I've been trying to get into Stanislaw Lem's new novel, which Zinoviev fetched over for me from the Aegis Complex, along with a selection of my other books. I'm not enjoying it much, though. I've also tried to distract myself by going over the fifth equation of our unified-interaction model. There's something wrong there I'm certain, but I'm having trouble concentrating on it.
The doctors came after lunch. Well, during it actually but Sipyagin chatted away pleasantly while I finished my sweet. Hardly the meal one would have expected for a victim of food poisoning -- slices of pork, an excellent salad, even a glass of tart white wine to refresh the palate. My dark suspicions of last night seem absurd. Nevertheless I remarked on the feast to Sipyagin.
'No reason to starve you, Kukushkin,' he smiled. 'Anyhow, the best way to cleanse your system is by offering it wholesome protein to work on.'
I gave him a guarded glance. 'You're sure of this poisoning, then? It couldn't be a bug of some kind?'
Zinoviev cleared his throat, an offensive sound. I am beginning to detest that man. 'You can safely leave the diagnosis to us, Academician.'
'Don't be too hard on the poor chap, Iosif,' Sipyagin said. He adopted a speculative pose. 'My theory has always been that intellectuals labour under the burden of what might be termed the Socratic phobia. Too well they remember the hemlock.'
Zinoviev grunted, tugging out his instruments; I laughed aloud.
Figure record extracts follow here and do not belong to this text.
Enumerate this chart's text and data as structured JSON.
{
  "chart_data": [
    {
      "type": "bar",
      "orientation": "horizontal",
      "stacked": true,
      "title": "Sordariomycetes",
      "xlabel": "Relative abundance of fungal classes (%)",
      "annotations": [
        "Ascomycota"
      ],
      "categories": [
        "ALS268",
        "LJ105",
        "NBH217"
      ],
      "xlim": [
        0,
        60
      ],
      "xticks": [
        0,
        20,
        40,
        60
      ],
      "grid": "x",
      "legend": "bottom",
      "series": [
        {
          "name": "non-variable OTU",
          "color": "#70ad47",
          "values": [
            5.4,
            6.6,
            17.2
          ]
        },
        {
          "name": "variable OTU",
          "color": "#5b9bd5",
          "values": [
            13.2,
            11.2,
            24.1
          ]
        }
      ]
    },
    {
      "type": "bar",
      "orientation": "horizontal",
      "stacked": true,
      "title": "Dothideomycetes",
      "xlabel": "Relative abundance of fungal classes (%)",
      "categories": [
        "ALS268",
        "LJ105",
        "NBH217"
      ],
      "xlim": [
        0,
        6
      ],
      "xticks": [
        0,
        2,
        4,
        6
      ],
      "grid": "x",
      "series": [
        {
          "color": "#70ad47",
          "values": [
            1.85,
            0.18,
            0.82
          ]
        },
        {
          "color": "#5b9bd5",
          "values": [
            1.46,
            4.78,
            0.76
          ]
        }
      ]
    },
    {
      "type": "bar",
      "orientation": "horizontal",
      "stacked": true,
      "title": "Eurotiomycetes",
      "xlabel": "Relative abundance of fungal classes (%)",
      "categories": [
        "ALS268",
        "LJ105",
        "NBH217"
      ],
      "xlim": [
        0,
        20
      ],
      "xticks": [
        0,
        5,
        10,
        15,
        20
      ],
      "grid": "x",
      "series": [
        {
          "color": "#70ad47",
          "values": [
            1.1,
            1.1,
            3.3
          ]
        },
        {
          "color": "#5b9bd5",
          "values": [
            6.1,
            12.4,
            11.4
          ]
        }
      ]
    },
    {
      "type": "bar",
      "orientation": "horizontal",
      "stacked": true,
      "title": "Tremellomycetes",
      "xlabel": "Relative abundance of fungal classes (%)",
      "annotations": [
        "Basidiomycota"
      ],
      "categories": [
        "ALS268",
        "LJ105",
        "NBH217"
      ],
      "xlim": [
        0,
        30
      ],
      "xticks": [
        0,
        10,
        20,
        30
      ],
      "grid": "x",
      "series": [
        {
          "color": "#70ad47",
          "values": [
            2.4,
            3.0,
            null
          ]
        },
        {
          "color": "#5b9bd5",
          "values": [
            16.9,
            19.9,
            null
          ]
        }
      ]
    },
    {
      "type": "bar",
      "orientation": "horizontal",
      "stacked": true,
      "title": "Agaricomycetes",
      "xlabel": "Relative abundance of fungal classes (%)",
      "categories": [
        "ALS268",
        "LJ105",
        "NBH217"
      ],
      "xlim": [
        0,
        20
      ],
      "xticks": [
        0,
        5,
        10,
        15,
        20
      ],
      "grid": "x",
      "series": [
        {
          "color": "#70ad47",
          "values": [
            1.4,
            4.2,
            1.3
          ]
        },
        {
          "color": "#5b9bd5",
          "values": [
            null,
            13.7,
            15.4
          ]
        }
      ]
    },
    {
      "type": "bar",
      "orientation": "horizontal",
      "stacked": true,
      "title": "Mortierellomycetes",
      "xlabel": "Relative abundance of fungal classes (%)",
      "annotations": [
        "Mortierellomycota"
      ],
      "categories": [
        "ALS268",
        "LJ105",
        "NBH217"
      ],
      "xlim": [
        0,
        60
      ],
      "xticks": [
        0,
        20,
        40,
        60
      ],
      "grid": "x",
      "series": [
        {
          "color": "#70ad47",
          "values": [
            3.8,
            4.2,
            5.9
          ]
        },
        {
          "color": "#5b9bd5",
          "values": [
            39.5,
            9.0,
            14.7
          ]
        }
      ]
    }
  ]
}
It was a poor enough jest, but it soothed my anxieties. I thrust the last of the dessert into my mouth and submitted to their attentions.
Since they left, fears have crept back. It really does seem quite incredible that an ordinary base hospital, even one serving the most important military project of all time, should have a viral-contagion clean room environment as elaborate as this one. Perhaps the other beds are all full?